Kıb-Tek’te onlarca yolsuzluk var. Kıb-Tek’te 10 tanesi DP’ye verilen kontenjan dışında CTP’li 135 kişi partizanca sınavsız, münhalsiz istihdam edildi. 40 milyon TL’lik yakıt ihalesinde yolsuzluk, usulsüzlük var. Yine akıllı sayaç ihalesi ve ihalesiz 2 adet dizel jeneratör alımı yapıldı. Hiç kimse kılını kımıldatmıyor” şeklinde konuştu.
“Kıb-Tek CTP’nin, Ercan UBP’nin elinde”
İhale tüzüğüne uyulmadığını da dile getiren Korkmazhan açıklamalarını şöyle sürdürdü: “Çıkılıyor ihaleye, teklifler veriliyor. Ardından ihaleyi alan şirket yükümlüğünü yerine getiremeyeceği söyleniyor ihale elinden alınıyor. Ardından bu şirket başka şirketle ortaklık kuruluyor ihale tekrar alınıyor. Bu ihaleyi duyuru yapmadan 2. defa tekrar veriliyor. Akıllı sayaçta da belli noktadan sonra ihale iptal edildi, sonra tekrar ihaleye çıkılmadan önceki ihaleye katılanları kendi kafalarına göre seçip yapıyorlar. İhaleyi hazırlayan, ihaleye çıkan, teklifleri kabul edip, kararı veren, işi veren aynı kişilerdir. Ortada bir ihale çetesi vardır. Ve biz bunu Başsavcılığa şikayet ettik. Kıb-Tek Sayıştay denetçilerine kapılarını işte bunlar için kilitledi.

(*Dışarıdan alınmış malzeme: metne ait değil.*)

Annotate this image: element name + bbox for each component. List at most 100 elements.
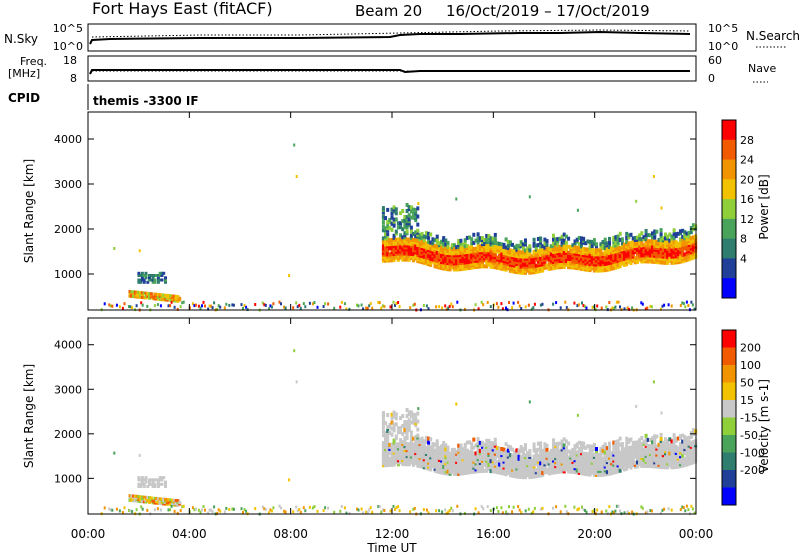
data-cell: [487, 246, 491, 251]
data-cell: [174, 299, 178, 303]
data-cell: [386, 425, 390, 429]
data-cell: [565, 510, 568, 514]
data-cell: [532, 454, 536, 459]
data-cell: [521, 254, 525, 259]
data-cell: [156, 278, 160, 282]
data-cell: [427, 258, 431, 263]
data-cell: [612, 470, 616, 475]
data-cell: [567, 257, 571, 261]
data-cell: [628, 511, 631, 515]
data-cell: [636, 245, 639, 250]
data-cell: [532, 306, 535, 310]
data-cell: [541, 302, 544, 306]
data-cell: [139, 478, 143, 482]
data-cell: [465, 235, 469, 240]
data-cell: [489, 305, 492, 309]
colorbar-tick-label: 200: [740, 342, 761, 355]
colorbar-segment: [722, 417, 736, 436]
data-cell: [562, 455, 566, 460]
data-cell: [552, 438, 555, 443]
data-cell: [506, 444, 510, 449]
data-cell: [153, 501, 157, 505]
data-cell: [146, 499, 150, 503]
data-cell: [164, 502, 167, 506]
data-cell: [478, 440, 482, 445]
data-cell: [442, 254, 446, 259]
data-cell: [571, 265, 575, 270]
data-cell: [225, 506, 228, 510]
data-cell: [683, 256, 687, 261]
data-cell: [409, 256, 413, 260]
data-cell: [638, 249, 642, 254]
data-cell: [487, 254, 491, 259]
data-cell: [580, 264, 583, 269]
data-cell: [674, 232, 678, 237]
data-cell: [532, 241, 536, 246]
data-cell: [582, 259, 586, 264]
data-cell: [202, 300, 205, 304]
data-cell: [405, 408, 409, 412]
data-cell: [633, 244, 637, 249]
data-cell: [670, 445, 674, 450]
data-cell: [444, 238, 448, 243]
data-cell: [435, 258, 439, 263]
data-cell: [668, 457, 672, 462]
data-cell: [504, 253, 508, 258]
data-cell: [539, 453, 543, 458]
data-cell: [178, 296, 182, 300]
data-cell: [394, 422, 398, 427]
data-cell: [496, 450, 499, 455]
data-cell: [386, 437, 390, 441]
data-cell: [164, 280, 167, 284]
data-cell: [132, 494, 136, 498]
data-cell: [668, 246, 672, 251]
data-cell: [584, 445, 588, 450]
data-cell: [489, 455, 493, 460]
data-cell: [517, 260, 521, 265]
data-cell: [482, 507, 485, 511]
data-cell: [508, 505, 510, 509]
data-cell: [496, 460, 499, 465]
data-cell: [313, 505, 316, 509]
data-cell: [616, 244, 620, 249]
data-cell: [628, 307, 631, 311]
data-cell: [573, 257, 577, 262]
data-cell: [463, 307, 466, 311]
data-cell: [316, 305, 319, 309]
data-cell: [519, 455, 523, 459]
data-cell: [461, 250, 465, 255]
data-cell: [664, 252, 667, 257]
data-cell: [113, 247, 116, 250]
data-cell: [135, 290, 139, 294]
data-cell: [386, 207, 390, 212]
data-cell: [172, 498, 176, 502]
x-tick-label: 00:00: [71, 527, 106, 541]
data-cell: [118, 305, 121, 309]
data-cell: [396, 241, 400, 246]
data-cell: [554, 442, 558, 447]
power-heatmap: [100, 143, 698, 312]
data-cell: [427, 242, 431, 246]
data-cell: [586, 239, 590, 244]
data-cell: [465, 460, 469, 465]
data-cell: [327, 302, 330, 306]
data-cell: [158, 497, 162, 501]
data-cell: [672, 457, 676, 462]
data-cell: [685, 442, 689, 447]
data-cell: [446, 249, 450, 253]
data-cell: [528, 449, 532, 453]
data-cell: [681, 249, 685, 254]
data-cell: [672, 437, 676, 442]
data-cell: [171, 296, 175, 300]
data-cell: [435, 457, 439, 462]
data-cell: [625, 456, 629, 461]
data-cell: [160, 499, 164, 503]
x-tick-label: 04:00: [172, 527, 207, 541]
data-cell: [588, 262, 592, 267]
data-cell: [431, 257, 435, 262]
data-cell: [487, 234, 491, 239]
data-cell: [545, 263, 549, 268]
data-cell: [459, 451, 463, 456]
data-cell: [580, 248, 583, 253]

Kıb-Tek CTP’nin elinde, Ercan UBP’nin elindedir ve birbirlerinin yolsuzluklarına göz yumuyorlar.”
“Meclis raflarında 144 tane yolsuzluk dosyası bekliyor”
Ercan konusundaki yolsuzluğun da üstünün kapatıldığını söyleyen Korkmazhan, 1983 yılından bu yana Meclis’in raflarında 144 tane yolsuzluk dosyası olduğunu söyleyerek, hiçbirinin açılıp sonuçlandırılmadığına vurgu yaptı. Bu dosyaların sonuçlandırılmamasının toplum gibi kendilerini de üzdüğünü söyledi. Bugün belediyelerin de hizmetlerini su konusuyla kaybedeceğine de değinen Korkmazhan, bunların önüne geçecek olanın halk olduğunu söyleyerek, bu yolsuzlukların sadece sandıkta değil, sokakta da hesabının sorulması gerektiğini ifade etti.